One thing Mars did have was a much denser atmosphere in its past, which is where we began this discussion. Interesting enough, the Frass Meteorite lava that is 49 million years old appears to have been in a denser atmosphere than does the lava made only 13 million years ago. The older lava has much smaller vesicles and was found next to an apparently blind flying insect. I don't know it there is enough atmosphere on Mars now to support flying insects, but at some point in the not too distant past, Mars did support enough atmosphere to support flight.

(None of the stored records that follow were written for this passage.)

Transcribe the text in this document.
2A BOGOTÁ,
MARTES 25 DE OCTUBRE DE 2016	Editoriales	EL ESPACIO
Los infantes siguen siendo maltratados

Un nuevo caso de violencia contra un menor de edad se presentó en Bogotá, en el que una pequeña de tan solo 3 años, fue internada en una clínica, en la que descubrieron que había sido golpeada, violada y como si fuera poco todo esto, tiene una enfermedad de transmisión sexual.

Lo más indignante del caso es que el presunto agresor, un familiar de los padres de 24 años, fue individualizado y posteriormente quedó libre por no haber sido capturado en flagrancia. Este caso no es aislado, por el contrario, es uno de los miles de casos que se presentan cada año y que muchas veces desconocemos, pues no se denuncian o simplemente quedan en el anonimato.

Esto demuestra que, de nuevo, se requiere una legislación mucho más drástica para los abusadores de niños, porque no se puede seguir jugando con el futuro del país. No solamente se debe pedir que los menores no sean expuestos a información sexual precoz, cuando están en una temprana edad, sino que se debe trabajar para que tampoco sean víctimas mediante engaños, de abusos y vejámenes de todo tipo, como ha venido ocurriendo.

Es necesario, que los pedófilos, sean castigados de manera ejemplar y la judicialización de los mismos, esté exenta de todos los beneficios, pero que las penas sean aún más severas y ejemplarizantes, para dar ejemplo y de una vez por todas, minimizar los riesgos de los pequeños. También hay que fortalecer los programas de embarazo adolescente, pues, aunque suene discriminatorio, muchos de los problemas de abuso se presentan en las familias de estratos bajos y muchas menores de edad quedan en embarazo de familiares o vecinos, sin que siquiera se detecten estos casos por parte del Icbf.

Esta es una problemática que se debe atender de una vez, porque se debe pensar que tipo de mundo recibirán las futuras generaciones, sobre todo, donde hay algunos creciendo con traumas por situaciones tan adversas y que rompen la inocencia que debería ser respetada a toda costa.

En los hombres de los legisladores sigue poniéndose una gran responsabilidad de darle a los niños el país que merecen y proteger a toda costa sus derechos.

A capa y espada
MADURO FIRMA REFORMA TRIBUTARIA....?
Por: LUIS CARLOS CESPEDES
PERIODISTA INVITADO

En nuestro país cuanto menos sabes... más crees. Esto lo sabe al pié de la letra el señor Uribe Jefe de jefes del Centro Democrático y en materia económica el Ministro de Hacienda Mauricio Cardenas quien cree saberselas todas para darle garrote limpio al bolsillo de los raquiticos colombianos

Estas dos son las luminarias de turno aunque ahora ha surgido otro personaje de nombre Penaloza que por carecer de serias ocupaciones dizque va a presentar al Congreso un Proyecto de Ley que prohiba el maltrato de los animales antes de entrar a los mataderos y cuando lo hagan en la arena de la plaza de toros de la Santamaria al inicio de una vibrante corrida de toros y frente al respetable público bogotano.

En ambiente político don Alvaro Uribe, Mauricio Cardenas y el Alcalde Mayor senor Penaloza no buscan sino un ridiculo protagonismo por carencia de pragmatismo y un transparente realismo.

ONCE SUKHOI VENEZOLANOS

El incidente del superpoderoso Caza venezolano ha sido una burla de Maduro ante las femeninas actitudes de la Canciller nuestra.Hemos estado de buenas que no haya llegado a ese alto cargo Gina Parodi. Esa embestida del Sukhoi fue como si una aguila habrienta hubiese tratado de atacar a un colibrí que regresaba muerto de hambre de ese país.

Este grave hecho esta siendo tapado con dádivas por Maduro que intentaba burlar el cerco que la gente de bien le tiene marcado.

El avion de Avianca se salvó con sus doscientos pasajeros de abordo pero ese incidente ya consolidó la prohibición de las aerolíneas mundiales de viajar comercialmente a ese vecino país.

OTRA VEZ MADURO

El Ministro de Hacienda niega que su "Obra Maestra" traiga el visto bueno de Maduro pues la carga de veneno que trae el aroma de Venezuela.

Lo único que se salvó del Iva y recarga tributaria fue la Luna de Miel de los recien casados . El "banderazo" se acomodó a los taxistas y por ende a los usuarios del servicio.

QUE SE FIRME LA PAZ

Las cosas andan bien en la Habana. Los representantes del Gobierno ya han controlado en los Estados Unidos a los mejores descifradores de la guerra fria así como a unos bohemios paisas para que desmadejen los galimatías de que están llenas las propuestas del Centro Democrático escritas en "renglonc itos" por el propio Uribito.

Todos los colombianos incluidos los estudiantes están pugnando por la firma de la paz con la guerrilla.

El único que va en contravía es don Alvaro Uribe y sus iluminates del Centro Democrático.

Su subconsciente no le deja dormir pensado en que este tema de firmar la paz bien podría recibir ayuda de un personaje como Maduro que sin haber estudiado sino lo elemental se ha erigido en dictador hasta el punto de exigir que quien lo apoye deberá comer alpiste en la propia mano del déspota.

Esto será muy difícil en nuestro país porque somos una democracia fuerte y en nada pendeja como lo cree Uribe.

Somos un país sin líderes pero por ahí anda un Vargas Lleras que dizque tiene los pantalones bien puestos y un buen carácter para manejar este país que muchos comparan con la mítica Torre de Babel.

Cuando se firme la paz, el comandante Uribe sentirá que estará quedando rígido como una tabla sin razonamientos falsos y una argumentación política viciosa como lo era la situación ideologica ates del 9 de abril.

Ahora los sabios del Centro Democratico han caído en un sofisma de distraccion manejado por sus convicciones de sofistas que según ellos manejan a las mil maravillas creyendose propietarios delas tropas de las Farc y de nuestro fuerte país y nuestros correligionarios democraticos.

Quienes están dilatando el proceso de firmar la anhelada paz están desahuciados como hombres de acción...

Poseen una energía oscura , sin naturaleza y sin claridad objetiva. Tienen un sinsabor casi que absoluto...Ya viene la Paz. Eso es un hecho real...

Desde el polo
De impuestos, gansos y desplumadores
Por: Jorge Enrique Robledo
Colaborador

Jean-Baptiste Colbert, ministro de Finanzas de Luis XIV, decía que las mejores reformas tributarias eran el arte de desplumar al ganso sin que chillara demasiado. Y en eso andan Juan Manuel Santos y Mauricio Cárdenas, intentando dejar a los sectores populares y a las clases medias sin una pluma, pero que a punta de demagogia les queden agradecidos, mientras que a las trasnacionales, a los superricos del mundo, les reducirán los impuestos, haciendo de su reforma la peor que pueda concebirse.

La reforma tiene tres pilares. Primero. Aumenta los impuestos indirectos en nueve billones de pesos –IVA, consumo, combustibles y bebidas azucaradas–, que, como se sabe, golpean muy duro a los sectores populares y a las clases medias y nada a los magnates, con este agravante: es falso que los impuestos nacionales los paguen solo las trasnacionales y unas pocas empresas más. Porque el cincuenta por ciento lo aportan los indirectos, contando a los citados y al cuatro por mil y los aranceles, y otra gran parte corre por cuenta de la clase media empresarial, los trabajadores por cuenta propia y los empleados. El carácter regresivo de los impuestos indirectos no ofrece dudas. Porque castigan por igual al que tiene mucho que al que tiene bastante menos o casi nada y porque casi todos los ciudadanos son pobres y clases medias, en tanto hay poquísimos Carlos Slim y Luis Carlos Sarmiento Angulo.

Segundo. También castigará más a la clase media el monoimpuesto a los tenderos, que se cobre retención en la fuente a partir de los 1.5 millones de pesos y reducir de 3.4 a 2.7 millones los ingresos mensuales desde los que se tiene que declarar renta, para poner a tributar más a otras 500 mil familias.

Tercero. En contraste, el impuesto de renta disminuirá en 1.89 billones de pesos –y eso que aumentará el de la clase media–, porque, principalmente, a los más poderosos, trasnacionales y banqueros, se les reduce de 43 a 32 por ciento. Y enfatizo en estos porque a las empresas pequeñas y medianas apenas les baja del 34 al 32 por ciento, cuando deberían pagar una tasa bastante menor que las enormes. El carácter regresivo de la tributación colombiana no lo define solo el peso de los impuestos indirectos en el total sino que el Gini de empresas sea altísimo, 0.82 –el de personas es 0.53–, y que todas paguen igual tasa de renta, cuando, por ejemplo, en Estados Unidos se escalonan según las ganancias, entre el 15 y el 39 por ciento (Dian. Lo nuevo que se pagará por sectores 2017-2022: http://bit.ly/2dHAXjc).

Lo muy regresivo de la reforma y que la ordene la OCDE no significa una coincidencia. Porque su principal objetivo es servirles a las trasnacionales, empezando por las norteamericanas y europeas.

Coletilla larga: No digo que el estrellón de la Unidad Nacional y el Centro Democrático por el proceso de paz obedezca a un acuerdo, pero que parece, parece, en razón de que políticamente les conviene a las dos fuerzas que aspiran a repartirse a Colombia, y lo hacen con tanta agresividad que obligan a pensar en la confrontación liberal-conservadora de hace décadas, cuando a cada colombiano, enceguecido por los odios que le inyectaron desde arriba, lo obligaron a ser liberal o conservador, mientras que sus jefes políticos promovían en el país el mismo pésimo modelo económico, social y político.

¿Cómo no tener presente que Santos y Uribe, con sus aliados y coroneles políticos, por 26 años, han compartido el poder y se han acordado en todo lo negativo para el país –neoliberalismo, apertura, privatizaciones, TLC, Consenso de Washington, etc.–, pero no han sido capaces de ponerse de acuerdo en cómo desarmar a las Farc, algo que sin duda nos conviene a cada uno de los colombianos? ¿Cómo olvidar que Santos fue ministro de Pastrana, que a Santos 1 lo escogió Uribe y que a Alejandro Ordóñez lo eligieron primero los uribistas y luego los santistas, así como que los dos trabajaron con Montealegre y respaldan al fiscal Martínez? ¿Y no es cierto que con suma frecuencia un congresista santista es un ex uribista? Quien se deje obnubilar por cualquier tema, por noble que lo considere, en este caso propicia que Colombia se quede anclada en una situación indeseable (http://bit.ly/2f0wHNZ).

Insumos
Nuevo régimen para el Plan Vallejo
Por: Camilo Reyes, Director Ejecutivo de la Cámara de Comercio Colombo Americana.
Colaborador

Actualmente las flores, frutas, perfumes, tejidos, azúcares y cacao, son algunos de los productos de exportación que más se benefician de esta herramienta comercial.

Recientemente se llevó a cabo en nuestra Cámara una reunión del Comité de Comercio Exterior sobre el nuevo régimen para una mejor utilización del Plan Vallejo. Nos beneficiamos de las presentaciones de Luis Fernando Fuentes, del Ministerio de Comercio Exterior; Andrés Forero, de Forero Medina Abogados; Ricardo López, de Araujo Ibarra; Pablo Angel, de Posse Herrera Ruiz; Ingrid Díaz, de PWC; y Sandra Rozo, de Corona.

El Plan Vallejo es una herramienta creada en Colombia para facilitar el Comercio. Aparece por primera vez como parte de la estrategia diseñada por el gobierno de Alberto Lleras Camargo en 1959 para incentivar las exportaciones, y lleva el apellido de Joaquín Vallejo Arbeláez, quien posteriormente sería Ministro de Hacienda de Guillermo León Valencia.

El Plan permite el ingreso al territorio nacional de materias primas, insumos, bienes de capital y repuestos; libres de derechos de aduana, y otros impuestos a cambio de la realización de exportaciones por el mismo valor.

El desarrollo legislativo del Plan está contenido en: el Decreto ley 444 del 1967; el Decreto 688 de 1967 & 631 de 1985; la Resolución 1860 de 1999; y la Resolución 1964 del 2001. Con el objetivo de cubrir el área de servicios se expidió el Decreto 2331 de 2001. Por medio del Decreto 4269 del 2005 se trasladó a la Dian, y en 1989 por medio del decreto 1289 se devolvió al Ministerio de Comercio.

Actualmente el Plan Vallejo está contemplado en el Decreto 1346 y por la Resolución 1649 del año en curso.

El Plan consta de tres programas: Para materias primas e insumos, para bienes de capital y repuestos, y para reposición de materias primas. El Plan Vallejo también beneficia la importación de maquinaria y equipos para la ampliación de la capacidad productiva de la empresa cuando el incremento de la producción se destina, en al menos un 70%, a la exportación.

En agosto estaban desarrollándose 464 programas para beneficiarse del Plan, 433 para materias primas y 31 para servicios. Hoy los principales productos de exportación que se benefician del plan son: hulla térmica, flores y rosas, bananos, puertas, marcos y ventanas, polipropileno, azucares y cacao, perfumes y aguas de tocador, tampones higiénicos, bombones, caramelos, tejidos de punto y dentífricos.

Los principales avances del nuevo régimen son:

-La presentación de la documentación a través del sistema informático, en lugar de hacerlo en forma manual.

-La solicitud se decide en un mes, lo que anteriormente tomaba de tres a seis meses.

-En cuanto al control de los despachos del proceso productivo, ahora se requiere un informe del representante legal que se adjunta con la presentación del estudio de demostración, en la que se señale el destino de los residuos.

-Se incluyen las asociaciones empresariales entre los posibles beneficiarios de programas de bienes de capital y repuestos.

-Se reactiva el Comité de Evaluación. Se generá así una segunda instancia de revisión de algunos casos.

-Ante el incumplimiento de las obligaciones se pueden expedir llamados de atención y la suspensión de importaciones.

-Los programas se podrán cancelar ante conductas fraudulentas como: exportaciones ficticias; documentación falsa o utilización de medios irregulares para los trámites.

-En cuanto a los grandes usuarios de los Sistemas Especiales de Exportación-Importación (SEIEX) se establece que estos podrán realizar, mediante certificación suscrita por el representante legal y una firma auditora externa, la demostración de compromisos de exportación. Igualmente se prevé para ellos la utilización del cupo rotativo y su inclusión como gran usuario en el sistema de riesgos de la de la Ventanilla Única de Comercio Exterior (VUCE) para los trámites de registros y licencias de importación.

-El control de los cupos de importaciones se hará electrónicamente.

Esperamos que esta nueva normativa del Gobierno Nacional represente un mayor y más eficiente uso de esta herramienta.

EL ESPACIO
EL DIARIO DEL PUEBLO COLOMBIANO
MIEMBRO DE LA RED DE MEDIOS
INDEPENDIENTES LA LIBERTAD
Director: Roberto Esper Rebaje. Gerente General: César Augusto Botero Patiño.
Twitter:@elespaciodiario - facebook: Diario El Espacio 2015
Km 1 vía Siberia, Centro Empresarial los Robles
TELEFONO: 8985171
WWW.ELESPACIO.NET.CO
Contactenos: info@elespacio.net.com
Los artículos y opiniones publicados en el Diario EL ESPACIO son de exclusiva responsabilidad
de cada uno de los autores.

All during its early history, while Mars' core was still molten, the core generated a magnetic field. Maybe not as stable and as consistent and well organized as the earth's magnetic field, but it did generate one nonetheless. Mars still has a small active core. Although Mars no longer has a planetary magnetic field, it does have several smaller local magnetic fields. The Frass Meteorite must have been in one of these local fields when it was created, as it is slighted magnetic. The biggest problem for Mars' atmosphere seems to be it was a short- lived magnetic field that disappeared as the core froze. While the electric dynamo is up and running in the core and generating any magnetic field at all, the atmosphere benefits by being shielded from the solar wind by the presence of the magnetic field. Since Mars is farther from the sun than the earth, Mars needs less magnetic flux present to deflect the solar wind around its side facing the sun. You see, it is the solar wind that works to erode a planet's atmosphere, literally blowing it away bit by bit across the eons in its movement through space. If there are no mechanisms at work to replenish such atmospheric losses (Again, I think the volcanic systems were able to regenerate the atmosphere for much of the planets history and the Frass Meteorite indicates that there may have been an atmosphere as little as 49 million years ago) , a couple of billion years can give an atmosphere a good working over, and rub it out until virtually nothing is left. ( Except of course for the rare Helium -3 desperately clinging to the otherwise inert rocks which absorbed the same solar wind impacting the earth's moon ! )

And earth has seen heating of a sufficiently gradual and usually moderate nature, over such a long time period, that life itself was able to emerge. Having retained water and atmosphere and heat and chemical balance in stability, life formed and remains on the only home we absolutely know for life. I think these same forces acted on Mars. But Mars has almost run its course as an "active" planet and is in its final dying stages.